Voici par exemple ce que peuvent en dire leurs thuriféraires : « La création de "Plateformes d'orientation et de coordination" (POC), leur passage au Parlement, de l'argent, des Cahiers des charges pour les services, des décrets d'application pour la Sécurité sociale : un arsenal de mesures d'une grande complexité s'est enchaîné entre 2020 et 2021. En effet ces plateformes doivent coordonner des soins qui sont alors garantis entre 0 et 6 ans ». Il est alors prétendu qu’après des décennies de pertes de chances pour les enfants souffrant de TND, ces dispositifs seraient salvateurs…Pour information, je travaille sur un CMPP au sein duquel, il y a plusieurs années, des cliniciens pouvaient encore intervenir en crèche, ou à domicile, avec des rôles de prévention et d’intervention thérapeutique précoce, à travers notamment les méthodes d’observation du bébé. Il était alors possible, au sein des institutions, d’envisager des pratiques créatives, hors-les-murs mais reliées à la dynamique institutionnelle, afin de faire face à certaines problématiques sanitaires. Or, toutes ces initiatives ont été balayées, rendues impossibles, du fait de réformes gestionnaires et de réduction concrète des moyens. La part dévolue aux soins rétrécit inexorablement à mesure que croissent les contraintes administratives liées au remplissage d’indicateurs, liées à la nécessité de respecter les protocoles, de réaliser des évaluations standardisées, etc. En outre, nous sommes de plus en plus bridés par la nécessité de « valoriser » les activités cliniques rentables sur le plan de la tarification, sous peine de mettre en péril le financement même de l’institution.
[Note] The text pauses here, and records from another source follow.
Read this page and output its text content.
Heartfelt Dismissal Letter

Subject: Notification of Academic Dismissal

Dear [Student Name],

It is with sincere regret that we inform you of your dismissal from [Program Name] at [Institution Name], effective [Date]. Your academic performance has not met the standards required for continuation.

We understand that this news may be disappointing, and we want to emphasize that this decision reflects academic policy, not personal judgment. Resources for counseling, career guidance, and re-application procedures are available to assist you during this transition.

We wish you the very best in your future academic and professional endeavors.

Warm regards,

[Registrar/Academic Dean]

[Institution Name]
Dès lors, pourquoi ne pas allouer de véritables moyens aux institutions historiques, leur permettant de diversifier leurs interventions, et de contribuer efficacement au repérage et aux interventions précoces, plutôt que de créer une nouvelle strate administrative, hors-sol, venant tout simplement siphonner les moyens d’équipe compétentes et motivées, faisant face à une pénurie chronique et instituée ?
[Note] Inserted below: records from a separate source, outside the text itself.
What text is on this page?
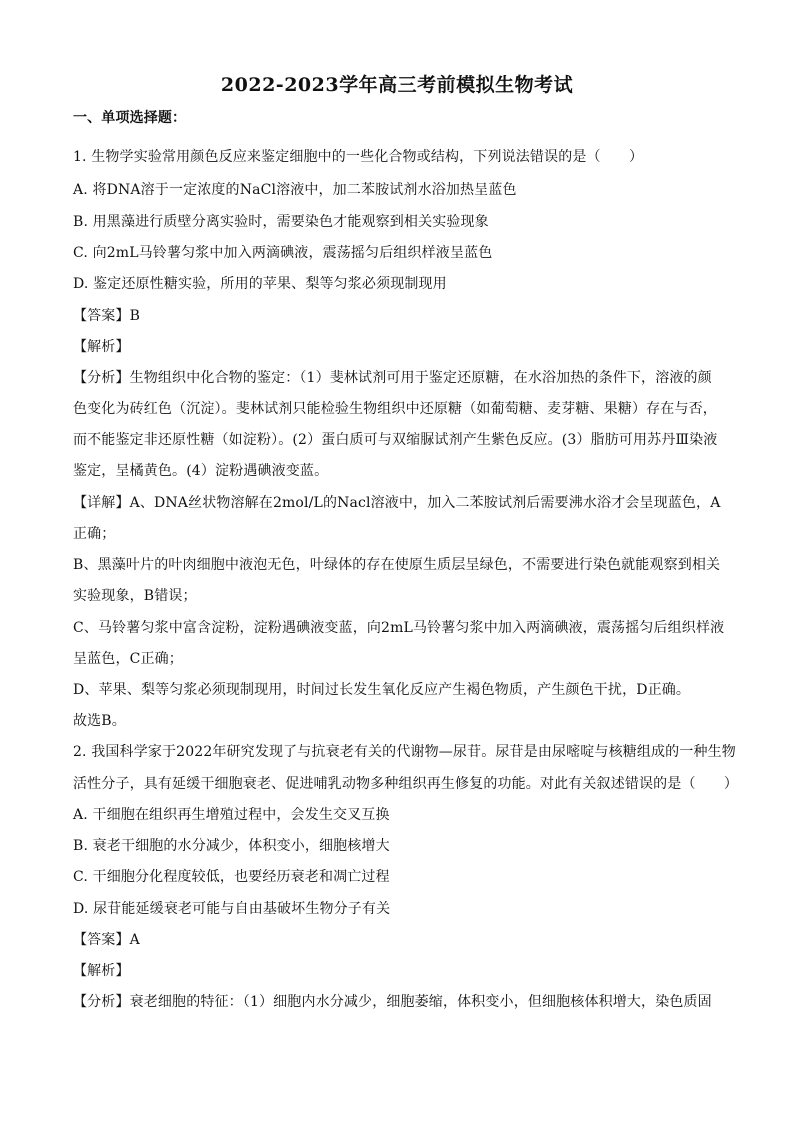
2022-2023学年高三考前模拟生物考试
一、单项选择题：
1. 生物学实验常用颜色反应来鉴定细胞中的一些化合物或结构，下列说法错误的是（　　）
A. 将DNA溶于一定浓度的NaCl溶液中，加二苯胺试剂水浴加热呈蓝色
B. 用黑藻进行质壁分离实验时，需要染色才能观察到相关实验现象
C. 向2mL马铃薯匀浆中加入两滴碘液，震荡摇匀后组织样液呈蓝色
D. 鉴定还原性糖实验，所用的苹果、梨等匀浆必须现制现用
【答案】B
【解析】
【分析】生物组织中化合物的鉴定：（1）斐林试剂可用于鉴定还原糖，在水浴加热的条件下，溶液的颜
色变化为砖红色（沉淀）。斐林试剂只能检验生物组织中还原糖（如葡萄糖、麦芽糖、果糖）存在与否，
而不能鉴定非还原性糖（如淀粉）。(2）蛋白质可与双缩脲试剂产生紫色反应。(3）脂肪可用苏丹Ⅲ染液
鉴定，呈橘黄色。(4）淀粉遇碘液变蓝。
【详解】A、DNA丝状物溶解在2mol/L的Nacl溶液中，加入二苯胺试剂后需要沸水浴才会呈现蓝色，A
正确；
B、黑藻叶片的叶肉细胞中液泡无色，叶绿体的存在使原生质层呈绿色，不需要进行染色就能观察到相关
实验现象，B错误；
C、马铃薯匀浆中富含淀粉，淀粉遇碘液变蓝，向2mL马铃薯匀浆中加入两滴碘液，震荡摇匀后组织样液
呈蓝色，C正确；
D、苹果、梨等匀浆必须现制现用，时间过长发生氧化反应产生褐色物质，产生颜色干扰，D正确。
故选B。
2. 我国科学家于2022年研究发现了与抗衰老有关的代谢物—尿苷。尿苷是由尿嘧啶与核糖组成的一种生物
活性分子，具有延缓干细胞衰老、促进哺乳动物多种组织再生修复的功能。对此有关叙述错误的是（　　）
A. 干细胞在组织再生增殖过程中，会发生交叉互换
B. 衰老干细胞的水分减少，体积变小，细胞核增大
C. 干细胞分化程度较低，也要经历衰老和凋亡过程
D. 尿苷能延缓衰老可能与自由基破坏生物分子有关
【答案】A
【解析】
【分析】衰老细胞的特征：（1）细胞内水分减少，细胞萎缩，体积变小，但细胞核体积增大，染色质固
On n’organise pas l’accès à des soins de qualité en maniant l’affect et le mensonge: « Sans ces plateformes, ils (les petits enfants abandonnés) restent dans les bras de leurs parents, grands-parents, de leurs frères ou de leurs sœurs, attendant des soins qui ne viendront que bien plus tard ». Il existe pourtant des CMP petite enfance, des dispositifs de prévention en périnatalité, des CAMSP, des CMPP qui ont l’agrément pour accueillir des bébés et mettre en place des consultations préventives parents / enfants, avec la possibilité d’interventions pluridisciplinaires – abords sensori-moteur, psychothérapeutique, groupal…- mais aussi d’évaluations spécifiques. Par exemple, sur un des CMPP où je travaille, nous proposons des groupes préscolaires, des groupes d'observation orthophonie / psychomotricité, à destination des enfants présentant des troubles précoces de la socialisation et de la communication. Or, seules des institutions peuvent proposer ce type d'approche groupale, permettant d'appréhender les interactions entre pairs, avec des cliniciens différenciés, dans un cadre ouvert. Et ceci constitue à la fois une forme d'évaluation au plus près des difficultés réelles, en situation, mais aussi une démarche authentiquement soignante....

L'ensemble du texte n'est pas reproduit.